I had been coding this incorrectly in mathematica, I recently found out how to code it correctly, and thusly would like to make some corrections to my conclusions about this assignment.
Code:

g[x_] := a x (1 - x);
plist = {};
Do[x = 0.3; Do[x = g[x], {1000}];
Do[x = g[x]; plist = Append[plist, {a, x}], {1000}], {a, 2.8, 4, 10^-2}];
ListPlot[plist];


Approximately what range of C gives you chaos?

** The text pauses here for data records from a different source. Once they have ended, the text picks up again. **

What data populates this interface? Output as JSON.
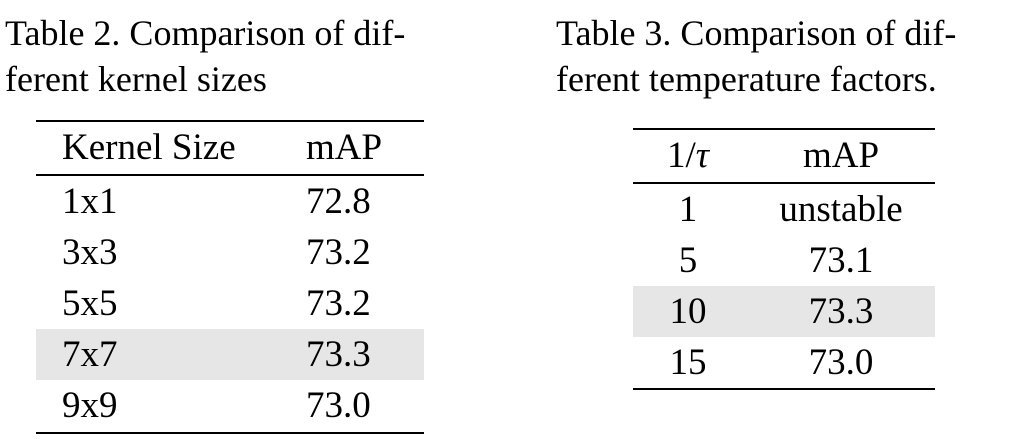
{
  "table2": {
    "caption_line1": "Table 2. Comparison of dif-",
    "caption_line2": "ferent kernel sizes",
    "headers": [
      "Kernel Size",
      "mAP"
    ],
    "rows": [
      {
        "size": "1x1",
        "map": "72.8",
        "highlight": false
      },
      {
        "size": "3x3",
        "map": "73.2",
        "highlight": false
      },
      {
        "size": "5x5",
        "map": "73.2",
        "highlight": false
      },
      {
        "size": "7x7",
        "map": "73.3",
        "highlight": true
      },
      {
        "size": "9x9",
        "map": "73.0",
        "highlight": false
      }
    ]
  },
  "table3": {
    "caption_line1": "Table 3. Comparison of dif-",
    "caption_line2": "ferent temperature factors.",
    "header_prefix": "1/",
    "header_symbol": "τ",
    "header_map": "mAP",
    "rows": [
      {
        "factor": "1",
        "map": "unstable",
        "highlight": false
      },
      {
        "factor": "5",
        "map": "73.1",
        "highlight": false
      },
      {
        "factor": "10",
        "map": "73.3",
        "highlight": true
      },
      {
        "factor": "15",
        "map": "73.0",
        "highlight": false
      }
    ]
  },
  "colors": {
    "highlight": "#e6e6e6",
    "text": "#000000",
    "rule": "#000000"
  }
}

  • Well as far as I can see the diagram looks more "chaotic" in the darker areas, and less chaotic in the white strips. Upon first look when C <~ 3.48 the graph just looks like a binary tree that keeps branching off two at a time, after that it becomes somewhat of a mess. The diagram does seem to have certain "jumps" though, where it clears up from time to time.
Approximately what range of C does not give you chaos?
  • This diagram is definitely not chaotic before C = 3.48. After that it seems like it alternates between chaos and white space. If you zoom in on certain parts, you can see a simlilar pattern to the graph where C <>
Do you see any fractals?
  • Yes. I see some self similarity anyway. This leads me to believe that there are fractals in this mapping.
Do you see a connection between chaos and fractals?
  • There is obviously a connection between these two things, whenever there are fractals, chaos seems to be lurking around somewhere, be it in the form of randomness (i.e. Brownian motion) or the dark areas that seemingly come out of nowhere in this bifurcation mapping.